The inclusion of some cost savings and synergies will still be permitted but not all cost control, restructuring and operational improvements will make the cut.
“Vendors are scaling back EBITDA exceptionals. There are clearer caps that we are seeing with banks and funds. Both are coming back to 10%; 20%, at the maximum, is what they will reasonably accept,” one European lender said. “They (vendors) can't do anything with an adjusted and real EBITDA that are too far apart. They have woken up.”
Sectors that have been hit particularly hard include healthcare, favoured by investors on both sides of the aisle. Large swaths of adjustments related to cost synergies vendors hoped to achieve in some uncertain future based on a buy-and-build strategy, sources noted.
More broadly, buy-and-build cases required lenders to take a leap of faith on reaching the proposed adjusted version of EBITDA in some uncertain future, sources said.
“People have realised that there is a lot of nonsense, particularly in their portfolio, let's say with credits from around 2021,” a financier at a major European bank said. “I think experience and circumstances are making it clear that it can't go on like this.”
A case in point is the ongoing sale of German RFID-specialist Elatec, where the vendor broke out adjustments to the EBITDA amounting to less than EUR 200,000, a source familiar with the situation said. Leverage pitches on the business landed at around 4.75x with the jury out on structuring earnings as forward looking FY23 EBITDA was projected to reach EUR 26.9m, a 50% increase on last year’s reported figure, as reported.
An auction for UK’s dentistry chain Clyde Munro was parked in March by sponsor Synova as the financing environment remained challenging, as reported by Debtwire sister publication Mergermarket. Here, too, lenders were structuring off GBP 5m of EBITDA and scaling back adjustments related to synergies from potential acquisitions: a far cry from the GBP 10m it was being marketed off.
The sale of Rad-x hit a snag late last year with aggressive EBITDA adjustments related to a buy-and-build plan that didn’t reflect its actual performance, as reported. Many sponsor buyers backed out of the process to acquire the Gilde Healthcare-backed German radiology business, as it was marketed off EUR 25m to EUR 30m of EBITDA while its real EBITDA lay closer to EUR 13 to EUR 15m.
“The equity people will assume they will achieve everything they say they are going to achieve,” a European debt investor said. “That is their upside, but the debt guys will be more cautious and assume that they won’t achieve all of what they are saying and structure the leverage off a lower EBITDA number.”
Lenders are unlikely to push back on tangible adjustments such as those related to a factory closure, reducing headcount or restructuring-related operational cost reductions, the debt investor noted.
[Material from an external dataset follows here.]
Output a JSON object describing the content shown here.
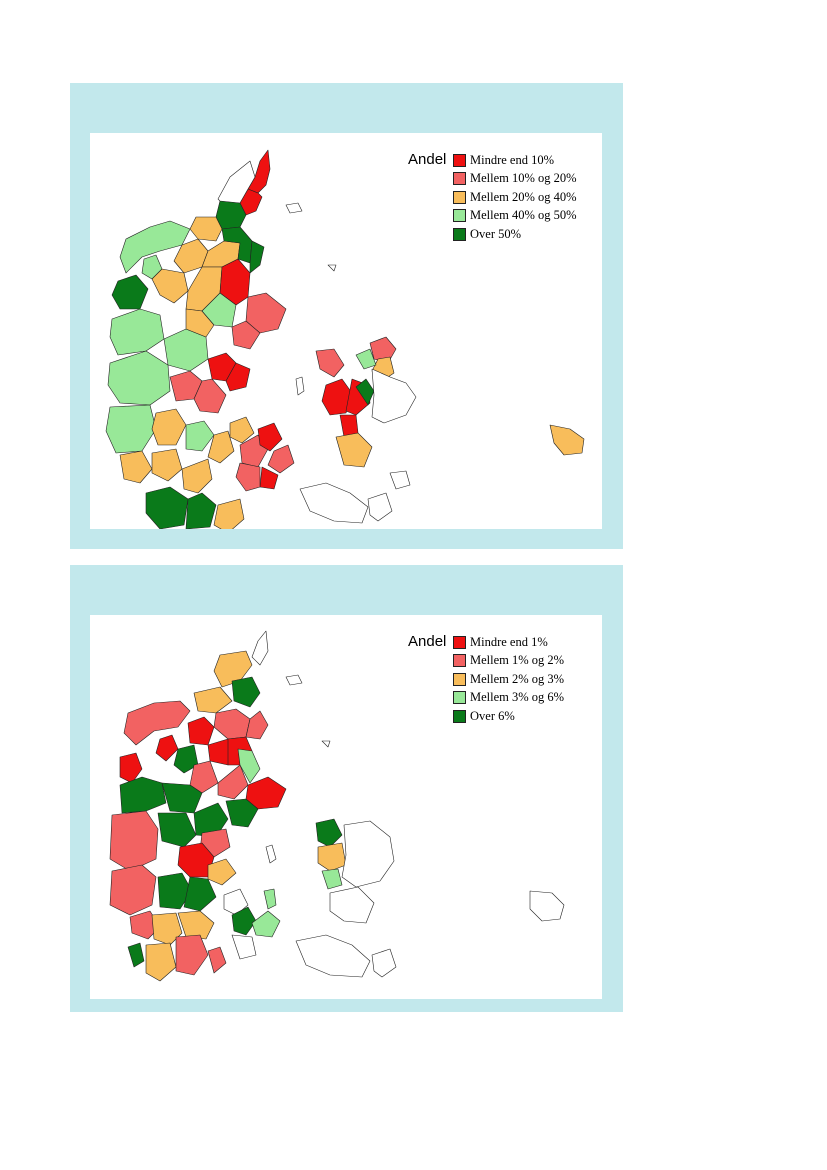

It gets trickier when synergy costs related to future benefits get spun out.
“This is often where we start to say ‘hang on, no, not really. Two years is a long time. I don’t know if you will be able to fully realise this,’” the investor noted.
Those same adjustments also won’t be accepted on an unreasonable time scale. “It was common to see that people were allowed to use the adjustment for 18 months – sometimes even 24 months – this is almost certainly now back to 12 months,” another mid-market direct lender noted.